Mon, 13 Feb 2012 13:03:15 -0600

On Mon, 13 Feb 2012 12:31:53 -0600
John Tang Boyland <boyland@pabst.cs.uwm.edu> wrote:

> This cell has about 40 students on it accessing files on three servers
> using their laptops which probably have firewalls causing them to
> ignore callback requests.  Unless the OpenAFS installation process
> opens up 7001 to outside access

What platform are the clients? The windows installation process I
believe does indeed (try to) open 7001.

> there's basically nothing I can do about this bad behavior.

Well, "nothing" is a bit far. On the fileserver-side, you can restrict
access to those files to only people who use non-broken clients. You can
block clients by IP at the network level if you know what IP the
requests are coming from that do not respond to callback breaks.

>From a more general standpoint, you can fix the clients. If they're
ignoring callback breaks, they are going to continue to cause problems
like this, and the clients themselves are likely to see stale/incorrect
data.

> My guess is that the server's threads all get used up waiting for
> callback breaks to be ack'ed and so the fileserver stops responding.
> But is there something more I can do to find out why the freeze is
> happening?  Is there some rxdebug command that I can run when a freeze
> happens?

I'm a little confused by this... by 'freeze' you mean everything on the
server is inaccessible? Or just that the write takes over 30 seconds to
do anything, and requests to the same file stall? If the latter, there's
not much you can do about that; we must break callbacks before the write
completes, and if someone is not responding to a callback break, we need
to wait some seconds to ensure we've tried hard enough to inform them.

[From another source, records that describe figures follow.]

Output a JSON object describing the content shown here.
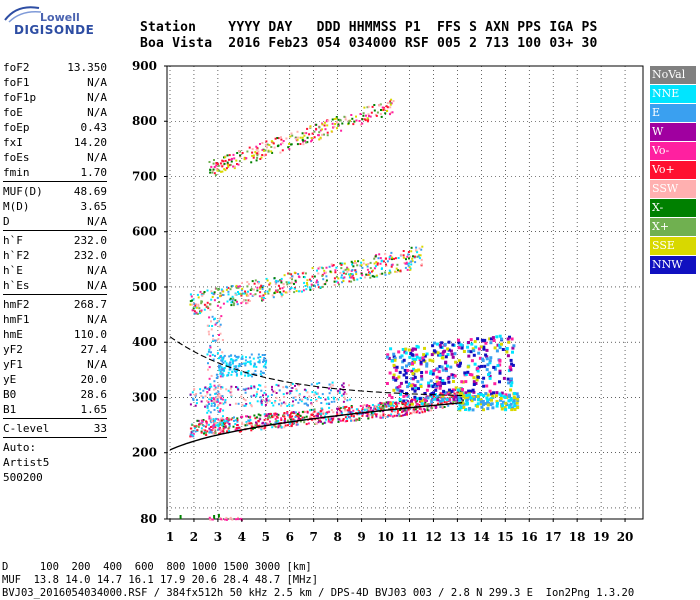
{
  "logo": {
    "lowell": "Lowell",
    "digisonde": "DIGISONDE"
  },
  "header": {
    "line1": "Station    YYYY DAY   DDD HHMMSS P1  FFS S AXN PPS IGA PS",
    "line2": "Boa Vista  2016 Feb23 054 034000 RSF 005 2 713 100 03+ 30"
  },
  "params": {
    "g1": [
      {
        "label": "foF2",
        "value": "13.350"
      },
      {
        "label": "foF1",
        "value": "N/A"
      },
      {
        "label": "foF1p",
        "value": "N/A"
      },
      {
        "label": "foE",
        "value": "N/A"
      },
      {
        "label": "foEp",
        "value": "0.43"
      },
      {
        "label": "fxI",
        "value": "14.20"
      },
      {
        "label": "foEs",
        "value": "N/A"
      },
      {
        "label": "fmin",
        "value": "1.70"
      }
    ],
    "g2": [
      {
        "label": "MUF(D)",
        "value": "48.69"
      },
      {
        "label": "M(D)",
        "value": "3.65"
      },
      {
        "label": "D",
        "value": "N/A"
      }
    ],
    "g3": [
      {
        "label": "h`F",
        "value": "232.0"
      },
      {
        "label": "h`F2",
        "value": "232.0"
      },
      {
        "label": "h`E",
        "value": "N/A"
      },
      {
        "label": "h`Es",
        "value": "N/A"
      }
    ],
    "g4": [
      {
        "label": "hmF2",
        "value": "268.7"
      },
      {
        "label": "hmF1",
        "value": "N/A"
      },
      {
        "label": "hmE",
        "value": "110.0"
      },
      {
        "label": "yF2",
        "value": "27.4"
      },
      {
        "label": "yF1",
        "value": "N/A"
      },
      {
        "label": "yE",
        "value": "20.0"
      },
      {
        "label": "B0",
        "value": "28.6"
      },
      {
        "label": "B1",
        "value": "1.65"
      }
    ],
    "g5": [
      {
        "label": "C-level",
        "value": "33"
      }
    ],
    "auto": "Auto:",
    "artist": "Artist5",
    "code": "500200"
  },
  "legend": [
    {
      "label": "NoVal",
      "color": "#808080"
    },
    {
      "label": "NNE",
      "color": "#00e5ff"
    },
    {
      "label": "E",
      "color": "#3aa0f0"
    },
    {
      "label": "W",
      "color": "#a000a0"
    },
    {
      "label": "Vo-",
      "color": "#ff20a0"
    },
    {
      "label": "Vo+",
      "color": "#ff1030"
    },
    {
      "label": "SSW",
      "color": "#ffb0b0"
    },
    {
      "label": "X-",
      "color": "#008000"
    },
    {
      "label": "X+",
      "color": "#70b050"
    },
    {
      "label": "SSE",
      "color": "#d8d800"
    },
    {
      "label": "NNW",
      "color": "#1010c0"
    }
  ],
  "footer": {
    "line1": "D     100  200  400  600  800 1000 1500 3000 [km]",
    "line2": "MUF  13.8 14.0 14.7 16.1 17.9 20.6 28.4 48.7 [MHz]",
    "line3": "BVJ03_2016054034000.RSF / 384fx512h 50 kHz 2.5 km / DPS-4D BVJ03 003 / 2.8 N 299.3 E  Ion2Png 1.3.20"
  },
  "chart_data": {
    "type": "scatter",
    "xticks": [
      "1",
      "2",
      "3",
      "4",
      "5",
      "6",
      "7",
      "8",
      "9",
      "10",
      "11",
      "12",
      "13",
      "14",
      "15",
      "16",
      "17",
      "18",
      "19",
      "20"
    ],
    "yticks": [
      "80",
      "200",
      "300",
      "400",
      "500",
      "600",
      "700",
      "800",
      "900"
    ],
    "series": [
      {
        "name": "NoVal",
        "points": [
          [
            1.4,
            80
          ],
          [
            2.8,
            80
          ],
          [
            3.0,
            82
          ]
        ]
      }
    ]
  }
}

To see if you're running out of threads, running
'rxdebug <fileserver> -noconn' will tell you how many threads are idle
and how many requests are waiting for a free thread. If you want to see
in general what the fileserver is blocked on, you can look at a core of
the fileserver process. However, if you just think that it's a host
ignoring callback breaks... that seems pretty likely to be all that it
is.

> Is there a simple solution -- like tuning a parameter (more threads?)
> that could make this behavior less common?

If you're using -L or '-p 128', the threads are already the highest they
can go for a 1.4 fileserver. For a 1.6 fileserver you can go to... 256,
was it?

But that's not going to help if the problem is unrelated to running out
of threads.

-- 
Andrew Deason
adeason@sinenomine.net